Non sans un humour un peu masochiste, elle se flattait d’être la femme la plus maigre du monde. Elle l’était. La peau sur les os, desséchée, parcheminée, Karen Blixen ressemblait à Nosferatu, le vampire de Murnau. C’est une comparaison que, par galanterie, par respect pour la romancière danoise, je n’écrivis pas dans le récit de notre rencontre. D’autant que si son physique choquait au premier regard, son charme opérait sans tarder. La qualité de sa conversation — en français —, la vivacité de ses reparties, le timbre de sa voix eurent tôt fait de m’entortiller. Dans mon article je choisirai de la comparer au Voltaire des dernières années, le visage tout en arêtes, l’ironie sèche et anguleuse. Plus flatteur que Nosferatu, n’est-ce pas ? Ou que la momie de Ramsès II, de qui Roger Grenier la rapprocha (Paris ma grand’ville).
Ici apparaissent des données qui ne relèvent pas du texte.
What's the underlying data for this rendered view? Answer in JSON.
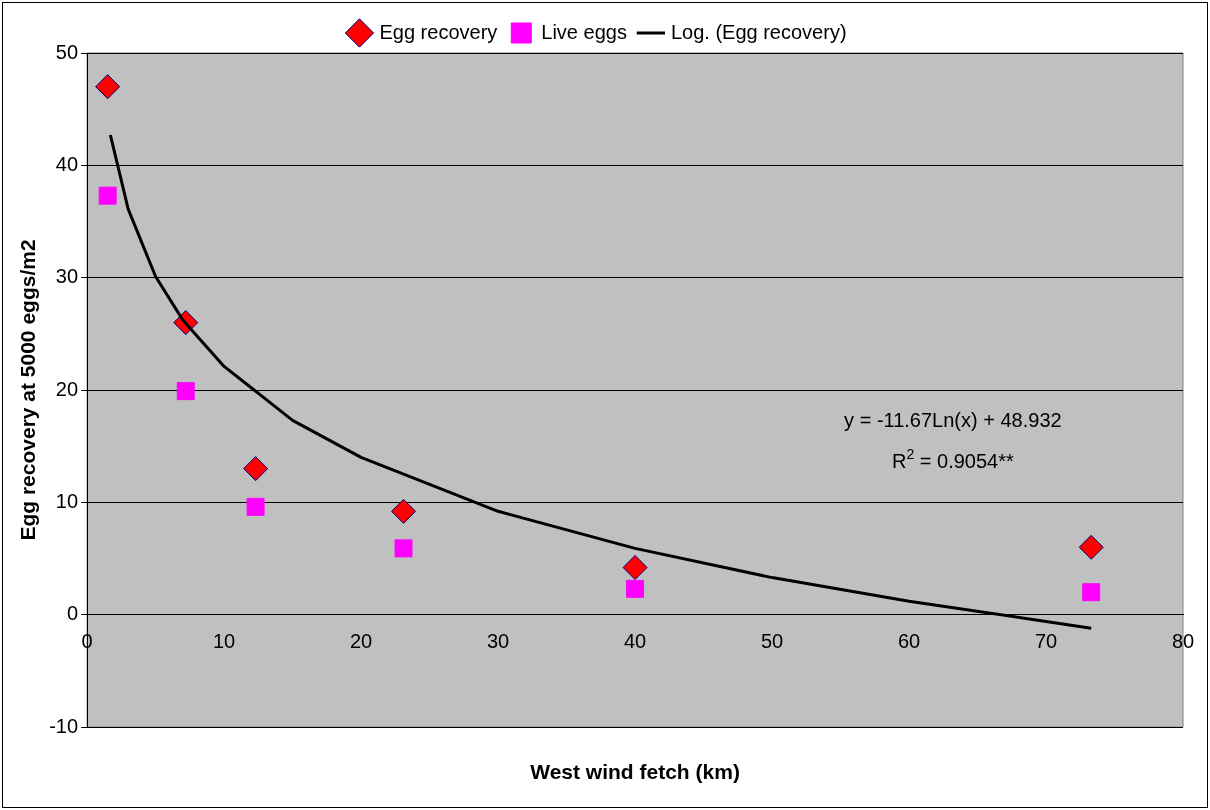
{
  "chart_data": {
    "type": "scatter",
    "xlabel": "West wind fetch (km)",
    "ylabel": "Egg recovery at 5000 eggs/m2",
    "x": [
      1.5,
      7.2,
      12.3,
      23.1,
      40,
      73.3
    ],
    "series": [
      {
        "name": "Egg recovery",
        "type": "scatter",
        "color": "#ff0000",
        "marker": "diamond",
        "values": [
          47,
          26,
          13,
          9.2,
          4.2,
          6
        ]
      },
      {
        "name": "Live eggs",
        "type": "scatter",
        "color": "#ff00ff",
        "marker": "square",
        "values": [
          37.3,
          19.9,
          9.6,
          5.9,
          2.3,
          2
        ]
      },
      {
        "name": "Log. (Egg recovery)",
        "type": "line",
        "color": "#000000",
        "marker": "none",
        "line_style": "solid",
        "x": [
          1.7,
          3,
          5,
          7,
          10,
          15,
          20,
          30,
          40,
          50,
          60,
          70,
          73.3
        ],
        "values": [
          42.7,
          36.1,
          30.1,
          26.2,
          22.1,
          17.3,
          14,
          9.2,
          5.9,
          3.3,
          1.2,
          -0.6,
          -1.2
        ]
      }
    ],
    "xlim": [
      0,
      80
    ],
    "xticks": [
      0,
      10,
      20,
      30,
      40,
      50,
      60,
      70,
      80
    ],
    "ylim": [
      -10,
      50
    ],
    "yticks": [
      -10,
      0,
      10,
      20,
      30,
      40,
      50
    ],
    "grid": "y",
    "legend": "top",
    "annotations": [
      "y = -11.67Ln(x) + 48.932",
      "R$^{2}$ = 0.9054**"
    ]
  }
}
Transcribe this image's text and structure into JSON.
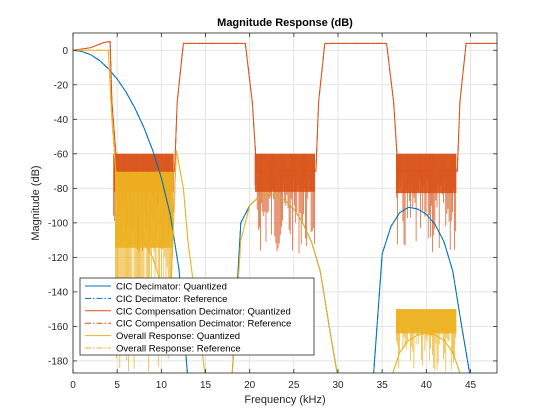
{
  "chart_data": {
    "type": "line",
    "title": "Magnitude Response (dB)",
    "xlabel": "Frequency (kHz)",
    "ylabel": "Magnitude (dB)",
    "xlim": [
      0,
      48
    ],
    "ylim": [
      -187,
      10
    ],
    "x_ticks": [
      0,
      5,
      10,
      15,
      20,
      25,
      30,
      35,
      40,
      45
    ],
    "y_ticks": [
      0,
      -20,
      -40,
      -60,
      -80,
      -100,
      -120,
      -140,
      -160,
      -180
    ],
    "x_tick_labels": [
      "0",
      "5",
      "10",
      "15",
      "20",
      "25",
      "30",
      "35",
      "40",
      "45"
    ],
    "y_tick_labels": [
      "0",
      "-20",
      "-40",
      "-60",
      "-80",
      "-100",
      "-120",
      "-140",
      "-160",
      "-180"
    ],
    "grid": true,
    "legend_position": "bottom-left",
    "series": [
      {
        "name": "CIC Decimator: Quantized",
        "color": "#0072BD",
        "style": "solid",
        "x": [
          0,
          1,
          2,
          3,
          4,
          5,
          6,
          7,
          8,
          9,
          10,
          11,
          12,
          13,
          14,
          15,
          16,
          17,
          18,
          19,
          20,
          21,
          22,
          23,
          24,
          25,
          26,
          27,
          28,
          29,
          30,
          31,
          32,
          33,
          34,
          35,
          36,
          37,
          38,
          39,
          40,
          41,
          42,
          43,
          44,
          45,
          46,
          47,
          48
        ],
        "y": [
          0,
          -0.7,
          -2.6,
          -5.9,
          -10.6,
          -16.7,
          -24.2,
          -33.4,
          -44.5,
          -57.7,
          -73.9,
          -95,
          -127,
          -190,
          -190,
          -190,
          -190,
          -190,
          -190,
          -100,
          -90,
          -85,
          -83,
          -84,
          -87,
          -92,
          -100,
          -111,
          -128,
          -160,
          -190,
          -190,
          -190,
          -190,
          -190,
          -118,
          -102,
          -94,
          -91,
          -92,
          -95,
          -101,
          -111,
          -128,
          -160,
          -190,
          -190,
          -190,
          -190
        ]
      },
      {
        "name": "CIC Decimator: Reference",
        "color": "#0072BD",
        "style": "dashdot",
        "x": [
          0,
          1,
          2,
          3,
          4,
          5,
          6,
          7,
          8,
          9,
          10,
          11,
          12,
          13,
          14,
          15,
          16,
          17,
          18,
          19,
          20,
          21,
          22,
          23,
          24,
          25,
          26,
          27,
          28,
          29,
          30,
          31,
          32,
          33,
          34,
          35,
          36,
          37,
          38,
          39,
          40,
          41,
          42,
          43,
          44,
          45,
          46,
          47,
          48
        ],
        "y": [
          0,
          -0.7,
          -2.6,
          -5.9,
          -10.6,
          -16.7,
          -24.2,
          -33.4,
          -44.5,
          -57.7,
          -73.9,
          -95,
          -127,
          -190,
          -190,
          -190,
          -190,
          -190,
          -190,
          -100,
          -90,
          -85,
          -83,
          -84,
          -87,
          -92,
          -100,
          -111,
          -128,
          -160,
          -190,
          -190,
          -190,
          -190,
          -190,
          -118,
          -102,
          -94,
          -91,
          -92,
          -95,
          -101,
          -111,
          -128,
          -160,
          -190,
          -190,
          -190,
          -190
        ]
      },
      {
        "name": "CIC Compensation Decimator: Quantized",
        "color": "#D95319",
        "style": "solid",
        "x": [
          0,
          2,
          3.5,
          4.2,
          4.4,
          5,
          11.5,
          11.8,
          12.5,
          19.5,
          20.3,
          20.8,
          27.5,
          27.8,
          28.5,
          35.5,
          36.3,
          36.8,
          43.5,
          43.8,
          44.5,
          48
        ],
        "y": [
          0,
          1.5,
          4.5,
          5,
          -30,
          -70,
          -70,
          -30,
          4,
          4,
          -30,
          -70,
          -70,
          -30,
          4,
          4,
          -30,
          -70,
          -70,
          -30,
          4,
          4
        ]
      },
      {
        "name": "CIC Compensation Decimator: Reference",
        "color": "#D95319",
        "style": "dashdot",
        "x": [
          0,
          2,
          3.5,
          4.2,
          4.4,
          5,
          11.5,
          11.8,
          12.5,
          19.5,
          20.3,
          20.8,
          27.5,
          27.8,
          28.5,
          35.5,
          36.3,
          36.8,
          43.5,
          43.8,
          44.5,
          48
        ],
        "y": [
          0,
          1.5,
          4.5,
          5,
          -30,
          -70,
          -70,
          -30,
          4,
          4,
          -30,
          -70,
          -70,
          -30,
          4,
          4,
          -30,
          -70,
          -70,
          -30,
          4,
          4
        ]
      },
      {
        "name": "Overall Response: Quantized",
        "color": "#EDB120",
        "style": "solid",
        "x": [
          0,
          1,
          2,
          3,
          4,
          4.4,
          5,
          6,
          7,
          8,
          9,
          10,
          11,
          11.7,
          12.5,
          13,
          14,
          15,
          16,
          17,
          18,
          19,
          20,
          21,
          22,
          23,
          24,
          25,
          26,
          27,
          28,
          29,
          30,
          31,
          32,
          33,
          34,
          35,
          36,
          37,
          38,
          39,
          40,
          41,
          42,
          43,
          44,
          45,
          46,
          47,
          48
        ],
        "y": [
          0,
          0,
          0,
          0,
          0,
          -40,
          -80,
          -90,
          -100,
          -110,
          -120,
          -135,
          -150,
          -58,
          -80,
          -110,
          -150,
          -190,
          -190,
          -190,
          -190,
          -110,
          -90,
          -85,
          -83,
          -84,
          -87,
          -92,
          -100,
          -111,
          -128,
          -160,
          -190,
          -190,
          -190,
          -190,
          -190,
          -190,
          -190,
          -175,
          -168,
          -165,
          -164,
          -165,
          -168,
          -175,
          -190,
          -190,
          -190,
          -190,
          -190
        ]
      },
      {
        "name": "Overall Response: Reference",
        "color": "#EDB120",
        "style": "dashdot",
        "x": [
          0,
          1,
          2,
          3,
          4,
          4.4,
          5,
          6,
          7,
          8,
          9,
          10,
          11,
          11.7,
          12.5,
          13,
          14,
          15,
          16,
          17,
          18,
          19,
          20,
          21,
          22,
          23,
          24,
          25,
          26,
          27,
          28,
          29,
          30,
          31,
          32,
          33,
          34,
          35,
          36,
          37,
          38,
          39,
          40,
          41,
          42,
          43,
          44,
          45,
          46,
          47,
          48
        ],
        "y": [
          0,
          0,
          0,
          0,
          0,
          -40,
          -80,
          -90,
          -100,
          -110,
          -120,
          -135,
          -150,
          -58,
          -80,
          -110,
          -150,
          -190,
          -190,
          -190,
          -190,
          -110,
          -90,
          -85,
          -83,
          -84,
          -87,
          -92,
          -100,
          -111,
          -128,
          -160,
          -190,
          -190,
          -190,
          -190,
          -190,
          -190,
          -190,
          -175,
          -168,
          -165,
          -164,
          -165,
          -168,
          -175,
          -190,
          -190,
          -190,
          -190,
          -190
        ]
      }
    ],
    "ripple_bands": [
      {
        "series": "CIC Compensation Decimator: Quantized",
        "color": "#D95319",
        "x_range": [
          4.6,
          11.4
        ],
        "upper": -60,
        "lower": -118
      },
      {
        "series": "CIC Compensation Decimator: Quantized",
        "color": "#D95319",
        "x_range": [
          20.6,
          27.4
        ],
        "upper": -60,
        "lower": -118
      },
      {
        "series": "CIC Compensation Decimator: Quantized",
        "color": "#D95319",
        "x_range": [
          36.6,
          43.4
        ],
        "upper": -60,
        "lower": -120
      },
      {
        "series": "Overall Response: Quantized",
        "color": "#EDB120",
        "x_range": [
          4.8,
          11.3
        ],
        "upper": -70,
        "lower": -187
      },
      {
        "series": "Overall Response: Quantized",
        "color": "#EDB120",
        "x_range": [
          36.6,
          43.4
        ],
        "upper": -150,
        "lower": -187
      }
    ]
  }
}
C’était en juillet 1961, un an avant sa mort. Je l’avais invitée chez Drouant. L’auteur du Festin de Babette ne pouvait qu’être flattée de s’asseoir à l’une des bonnes tables de Paris. Elle n’ignorait pas que c’était dans ce restaurant que le prix Goncourt était décerné chaque année, comme elle savait que son nom était cité à Stockholm pour le prix Nobel de littérature. Drouant avait donc tout pour lui plaire. Mais quand je vis entrer dans le restaurant cet insecte fragile, soutenu par sa secrétaire, je compris mon erreur. La baronne Blixen n’avait pas la santé gourmande de Babette.
À cette époque, nous ignorions que son mari et cousin, le baron Bror von Blixen-Finecke, avait glissé la syphilis parmi ses cadeaux de noces. La maladie ravageait son corps depuis un demi-siècle. On avait dû lui enlever une partie de son estomac rongé d’ulcères. Elle ne se nourrissait plus que d’asperges, de jus de fruits, d’ampoules de gelée royale et de biscuits secs. Dans cette déshérence de la nourriture, comment avait-elle pu écrire Le Festin de Babette, ce chef-d’œuvre de la littérature gastronomique ?
La secrétaire et moi avons pris le menu, Karen Blixen se limitant à un artichaut et à un verre de vin blanc. Je notais ses paroles tout en mangeant. De ses yeux sombres, malicieux, elle observait le chassé-croisé dans ma main droite de la fourchette et du stylo. « Vous mangez trop vite, me dit-elle. Prenez le temps d’apprécier. Ne croyez pas que je souffre de ne pas pouvoir partager votre repas. Un jeune homme qui a faim est un beau spectacle. »
Combien de cigarettes a-t-elle fumées pendant deux heures ? Dans mon article, j’écrivais : « Elle tient sa cigarette du bout des doigts, la fume du bout des lèvres, et lance ses mots comme un oiseau ses cris, du bout du bec. » Elle a goûté quelques cerises. Et, sans rancune pour le café qui, autrefois, en Afrique, l’avait ruinée (La Ferme africaine), elle en a dégusté une tasse.
J’ai revécu ce déjeuner avec Karen Blixen grâce au livre de Dominique de Saint Pern, Baronne Blixen. Cinquante ans après, je mesure l’étendue de mon ignorance d’alors. Le journaliste n’est cependant pas tenu de tout connaître de la vie de l’écrivain qu’il interviewe. L’essentiel est dans l’œuvre. De sa lecture j’avais compris qu’elle tenait plus à l’amitié des hommes qu’à leur amour, compliqué, fugitif, à contretemps. Elle me l’a confirmé : « Je crois, entre nous, que j’avais un talent pour l’amitié. Je ne peux pas me passer de mes amis. Surtout de mes amis hommes. Moi, j’aime beaucoup les hommes (il ne faut pas le dire). Je trouve que l’homme est une créature admirable. Pour moi, le rôle de l’homme, c’est de faire ; le rôle de la femme, c’est d’être. » Sauf qu’au Kenya, c’était elle qui dirigeait la plantation, et non son volage et intermittent baron.
Dominique de Saint Pern raconte que, pour traiter les ravages de la syphilis, Karen Blixen avalait à chaque repas quelques gouttes d’arsenic délayées dans un verre d’eau. Un jour, le boy ayant oublié l’eau, elle avait bu de l’arsenic cul sec. Convaincue de mourir, elle se rappela soudain que, dans La Reine Margot, Alexandre Dumas faisait d’un mélange de lait et de blanc d’œuf un contrepoison de l’arsenic. La recette s’étant révélée efficace, elle tenait pour certain que la littérature et Alexandre Dumas lui avaient sauvé la vie.